Fictiongram, continuação da continuação
Nessa noite carioca bebeu caipirinhas a mais e acabou numa festa de alguém que conhecia outro alguém. Conheceu pessoas, mantendo a sua pose de Estado, a sua figura meio desfeita, porque a sua imagem de marca era ser um homem triste. Era sempre assim que se referiam a ele, triste, tristonho, capaz de toda a tristeza do mundo. E ele acatava, mais uma vez cumpria. Nunca se imaginou obediente, no entanto a importância do público – quer dizer, da comunicação social – levava-o a ser assim. E a comunicação social, como é bom de ver, está em todo o lado, é uma espécie de Nosso Senhor.
Tinha tiques que importava manter, porque estavam à espera que fizessem parte dele, assim como um casaco velho que se mantém no armário por estar feito ao corpo. Então, o escritor era triste. E não ia a festivais literários, porque haveria de ir?, era crucial não ir a festivais literários, só de pensar que tinha de aturar a mesma corja ... Suspirou e voltou a olhar para o telemóvel mudo e quieto na secretaria de mogno, coisa de excelência, comprada num antiquário em Sintra quando ainda mantinha relações com um casal de editores que se gaba de ter um palacete para aqueles lados. Eram outros tempos. Ainda conseguia conversar com o casal extraordinário, ele alto e barbudo; ela magra e esguia, com umas mãos gigantes. Volta a olhar para o telemóvel que mostra 17 chamadas não atendidas, isso sim, um luxo. O ex namorado era persistente.

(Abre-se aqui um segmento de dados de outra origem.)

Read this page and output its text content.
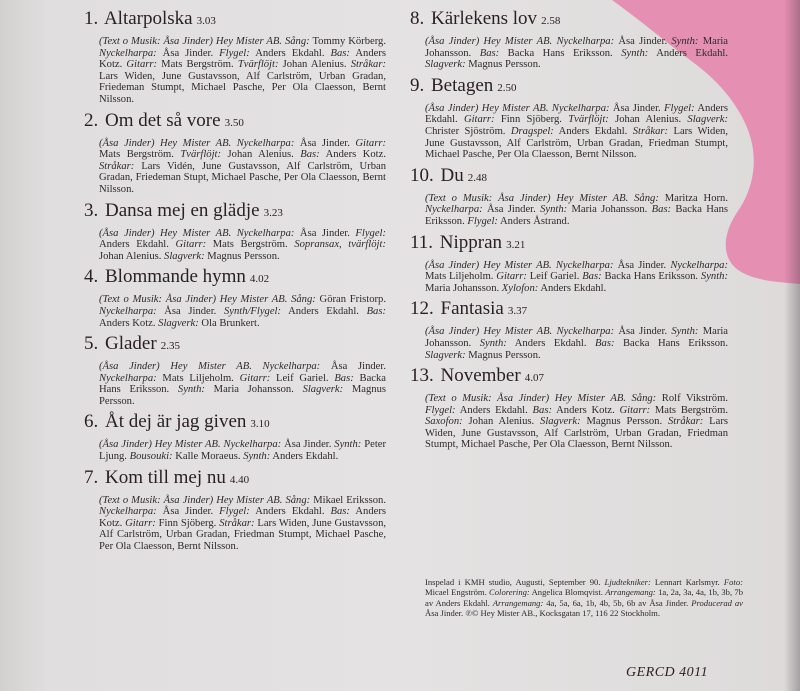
1. Altarpolska 3.03
(Text o Musik: Åsa Jinder) Hey Mister AB. Sång: Tommy Körberg. Nyckelharpa: Åsa Jinder. Flygel: Anders Ekdahl. Bas: Anders Kotz. Gitarr: Mats Bergström. Tvärflöjt: Johan Alenius. Stråkar: Lars Widen, June Gustavsson, Alf Carlström, Urban Gradan, Friedeman Stumpt, Michael Pasche, Per Ola Claesson, Bernt Nilsson.
2. Om det så vore 3.50
(Åsa Jinder) Hey Mister AB. Nyckelharpa: Åsa Jinder. Gitarr: Mats Bergström. Tvärflöjt: Johan Alenius. Bas: Anders Kotz. Stråkar: Lars Vidén, June Gustavsson, Alf Carlström, Urban Gradan, Friedeman Stupt, Michael Pasche, Per Ola Claesson, Bernt Nilsson.
3. Dansa mej en glädje 3.23
(Åsa Jinder) Hey Mister AB. Nyckelharpa: Åsa Jinder. Flygel: Anders Ekdahl. Gitarr: Mats Bergström. Sopransax, tvärflöjt: Johan Alenius. Slagverk: Magnus Persson.
4. Blommande hymn 4.02
(Text o Musik: Åsa Jinder) Hey Mister AB. Sång: Göran Fristorp. Nyckelharpa: Åsa Jinder. Synth/Flygel: Anders Ekdahl. Bas: Anders Kotz. Slagverk: Ola Brunkert.
5. Glader 2.35
(Åsa Jinder) Hey Mister AB. Nyckelharpa: Åsa Jinder. Nyckelharpa: Mats Liljeholm. Gitarr: Leif Gariel. Bas: Backa Hans Eriksson. Synth: Maria Johansson. Slagverk: Magnus Persson.
6. Åt dej är jag given 3.10
(Åsa Jinder) Hey Mister AB. Nyckelharpa: Åsa Jinder. Synth: Peter Ljung. Bousouki: Kalle Moraeus. Synth: Anders Ekdahl.
7. Kom till mej nu 4.40
(Text o Musik: Åsa Jinder) Hey Mister AB. Sång: Mikael Eriksson. Nyckelharpa: Åsa Jinder. Flygel: Anders Ekdahl. Bas: Anders Kotz. Gitarr: Finn Sjöberg. Stråkar: Lars Widen, June Gustavsson, Alf Carlström, Urban Gradan, Friedman Stumpt, Michael Pasche, Per Ola Claesson, Bernt Nilsson.
8. Kärlekens lov 2.58
(Åsa Jinder) Hey Mister AB. Nyckelharpa: Åsa Jinder. Synth: Maria Johansson. Bas: Backa Hans Eriksson. Synth: Anders Ekdahl. Slagverk: Magnus Persson.
9. Betagen 2.50
(Åsa Jinder) Hey Mister AB. Nyckelharpa: Åsa Jinder. Flygel: Anders Ekdahl. Gitarr: Finn Sjöberg. Tvärflöjt: Johan Alenius. Slagverk: Christer Sjöström. Dragspel: Anders Ekdahl. Stråkar: Lars Widen, June Gustavsson, Alf Carlström, Urban Gradan, Friedman Stumpt, Michael Pasche, Per Ola Claesson, Bernt Nilsson.
10. Du 2.48
(Text o Musik: Åsa Jinder) Hey Mister AB. Sång: Maritza Horn. Nyckelharpa: Åsa Jinder. Synth: Maria Johansson. Bas: Backa Hans Eriksson. Flygel: Anders Åstrand.
11. Nippran 3.21
(Åsa Jinder) Hey Mister AB. Nyckelharpa: Åsa Jinder. Nyckelharpa: Mats Liljeholm. Gitarr: Leif Gariel. Bas: Backa Hans Eriksson. Synth: Maria Johansson. Xylofon: Anders Ekdahl.
12. Fantasia 3.37
(Åsa Jinder) Hey Mister AB. Nyckelharpa: Åsa Jinder. Synth: Maria Johansson. Synth: Anders Ekdahl. Bas: Backa Hans Eriksson. Slagverk: Magnus Persson.
13. November 4.07
(Text o Musik: Åsa Jinder) Hey Mister AB. Sång: Rolf Vikström. Flygel: Anders Ekdahl. Bas: Anders Kotz. Gitarr: Mats Bergström. Saxofon: Johan Alenius. Slagverk: Magnus Persson. Stråkar: Lars Widen, June Gustavsson, Alf Carlström, Urban Gradan, Friedman Stumpt, Michael Pasche, Per Ola Claesson, Bernt Nilsson.
Inspelad i KMH studio, Augusti, September 90. Ljudtekniker: Lennart Karlsmyr. Foto: Micael Engström. Colorering: Angelica Blomqvist. Arrangemang: 1a, 2a, 3a, 4a, 1b, 3b, 7b av Anders Ekdahl. Arrangemang: 4a, 5a, 6a, 1b, 4b, 5b, 6b av Åsa Jinder. Producerad av Åsa Jinder. ℗© Hey Mister AB., Kocksgatan 17, 116 22 Stockholm.
GERCD 4011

Chamava-se, et pour cause?, Jaime e tinha uns olhos verdes infinitos. Foi isso que lhe disse quando foram apresentados na editora, o escritor pronto a assinar em série, qual máquina, livros atrás de livros com dedicatórias idiotas tipo
Um abraço
Com amizade
Era sempre isso. O assistente editorial a querer saber se ele não se importava, se fazia o jeitinho, de assinar para a mãe. Ou era para a mulher? Não sabia dizer. O certo é que Jaime, o Jaime real, estava a fumar à janela, num gabinete cuja vista dava para o local onde o escritor assinava livros para jornalistas que nunca falariam da sua narrativa, do trabalho de linguagem, da espessura (talvez profundidade seja melhor) da história que publicava então.
Era uma história de amor, portanto era sobre a condição humana. Riu-se, para si, por saber que quem tinha dito esta verdade absoluta sobre a forma como a literatura é vista amiúde, neste e em outros países, era apenas uma mulherzinha que, de facto, privilegiava os sentimentos e as pessoas. Agora tinha deixado de escrever, ele tinha sido informado online, horas mortas pela noite na versão solteiro de novo; a escritora que bradava aos céus sobre a condição humana anunciou ao mundo que deixou de escrever. Por não aguentar o silêncio sobre a sua obra. A sua obra.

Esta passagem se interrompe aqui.